Search code examples
rtestthat

Using testthat to check each variable in a data frame for NA values


I'm building a dataset from very messy raw files, and am using testthat to make sure things don't break as new data is added or cleaning rules are corrected. I'd like to add a test to see if there are any NA values in the data, and, if so, to report which columns they are in.

Its trivial to do so manually, by writing a test for each column.
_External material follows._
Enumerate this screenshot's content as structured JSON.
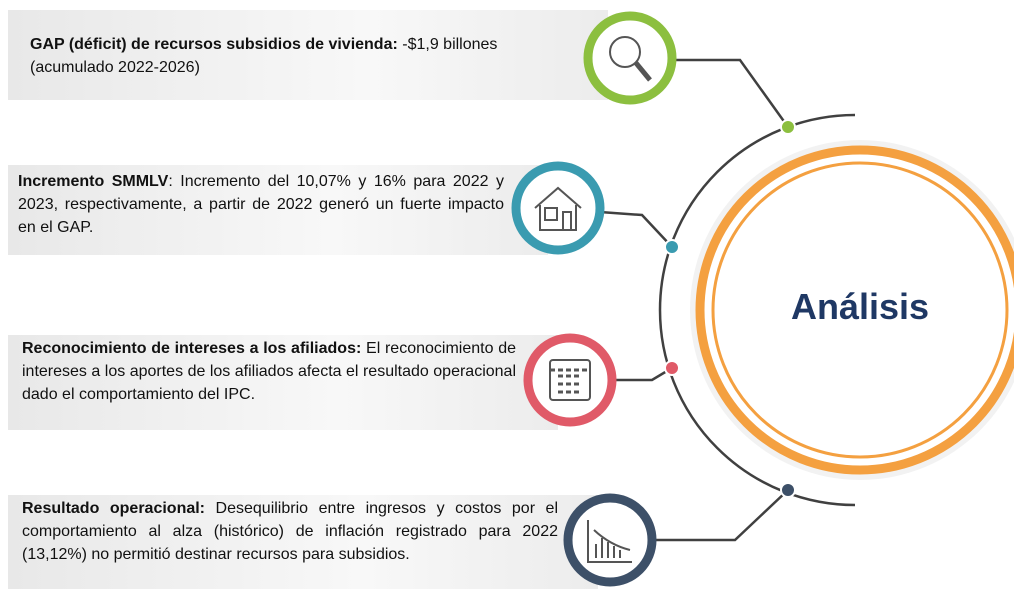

But that solution will be a pain to maintain and error-prone as I don't want to have to remember to update the test-NA file everytime a column is added or removed from the dataset.

Here is example code for what I have

df <- tidyr::tribble(
  ~A, ~B, ~C, 
  1, 2, 3,
  NA, 2, 3, 
  1, 2, NA
)

# checks all variables, doesn't report which have NA values
testthat::test_that("NA Values", {
  testthat::expect_true(sum(is.na(df)) == 0)
})

# Checks each column, but is a pain to maintain
testthat::test_that("Variable specific checks", {
  testthat::expect_true(sum(is.na(df$A)) == 0)
  testthat::expect_true(sum(is.na(df$B)) == 0)
  testthat::expect_true(sum(is.na(df$C)) == 0)
})

Solution

  • Solution 1: quick and (not so) dirty

    df <- tidyr::tribble(
      ~A, ~B, ~C, 
      1, 2, 3,
      NA, 2, 3, 
      1, 2, NA
    )
    
    # Checks each column, but is a pain to maintain
    testthat::test_that("Variable specific checks", {
        res <- apply(df, 2, function(x) sum(is.na(x))>0)
        testthat::expect_true(all(res), label = paste(paste(which(res), collapse=", "), "contain(s) NA(s)"))
    })
    

    which should return

    Error: Test failed: 'Variable specific checks'
    * 1, 3 contain(s) NA isn't true.
    

    Solution 2: tailor an expect_() function to your needs

    expect_true2 <- function(object, info = NULL, label = NULL) {
            act <- testthat::quasi_label(rlang::enquo(object), label, arg = "object")
            testthat::expect(identical(as.vector(act$val), TRUE), sprintf("Column %s contain(s) NA(s).", 
                act$lab), info = info)
            invisible(act$val)
        }
    testthat::test_that("Variable specific checks", {
        res <- apply(df, 2, function(x) sum(is.na(x))>0)
        expect_true2(all(res), label = paste(which(res), collapse=","))
    })
    

    which should return

    Error: Test failed: 'Variable specific checks'
    * Column 1,3 contain(s) NA(s).